Suite à cet incident, la MINUSCA a assuré la protection des personnes déplacées qui ont trouvé refuge près de sa base et à qui elle continue de fournir une assistance humanitaire, notamment en soins de santé, nourriture et eau. Le commandement des différents groupes armés, en l’occurrence ceux des ex-Séléka du Mouvement Patriotique pour la Centrafrique (MPC) et du Front populaire pour la renaissance de la Centrafrique (FPRC), ont pris des mesures en vue de contenir leurs éléments.
La MINUSCA a identifié trois catégories d’auteurs présumés, à savoir les ex-Séléka, particulièrement ceux des factions MPC et FPRC (ci-après désignés dans le présent rapport « ex-Seleka), des jeunes armés de la communauté musulmane et les Anti-Balaka.
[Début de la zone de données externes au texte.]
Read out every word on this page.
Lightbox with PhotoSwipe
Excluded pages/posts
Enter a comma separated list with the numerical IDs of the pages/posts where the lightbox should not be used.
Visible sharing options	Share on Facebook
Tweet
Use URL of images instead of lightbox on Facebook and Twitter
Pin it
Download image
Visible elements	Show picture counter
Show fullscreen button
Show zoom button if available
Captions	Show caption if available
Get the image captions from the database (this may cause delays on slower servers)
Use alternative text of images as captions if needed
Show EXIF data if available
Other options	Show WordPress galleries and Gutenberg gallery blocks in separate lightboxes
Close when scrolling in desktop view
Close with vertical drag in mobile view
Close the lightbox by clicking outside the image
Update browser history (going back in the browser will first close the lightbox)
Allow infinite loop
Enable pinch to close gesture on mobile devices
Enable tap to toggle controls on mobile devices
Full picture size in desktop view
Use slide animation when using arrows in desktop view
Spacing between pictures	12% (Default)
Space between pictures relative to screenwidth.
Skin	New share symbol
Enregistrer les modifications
Bien que les victimes et les témoins attribuent la responsabilité d’un certain nombre de meurtres, blessures volontaires, pillage et incendies volontaires aux ex-Seleka, le représentant de la société civile les attribue aux membres du groupe d’auto-défense de la communauté musulmane. Ce rapport reflétera la responsabilité de groupe, ainsi qu’il ressort des témoignages des victimes et témoins, étant entendu que des enquêtes complémentaires devront être menées à l’effet d’établir la responsabilité personnelle des auteurs présumés, avec un certain degré de certitude juridique.
La MINUSCA recommande au gouvernement de soutenir d’urgence la lutte contre l'impunité des abus graves des droits de l'homme, commis récemment et dans le passé à Kaga Bandoro, tout en veillant à la conclusion rapide des enquêtes et à l’ouverture de poursuites dans les meilleurs délais. Le gouvernement devrait accorder la priorité au déploiement des fonctionnaires à Kaga Bandoro, y compris des magistrats, afin de restaurer l'autorité de l'État et la primauté du droit. Le gouvernement devrait prioriser un dialogue national inclusif à tous les niveaux ainsi que la cohésion sociale entre les communautés chrétiennes et musulmanes. Les acteurs internationaux devraient soutenir le retour des ONG humanitaires qui ont quitté la zone des incidents, afin d’apporter une réponse humanitaire aux déplacés et trouver de concert, une solution à la présence des groupes armés dans les sites abritant les déplacés internes.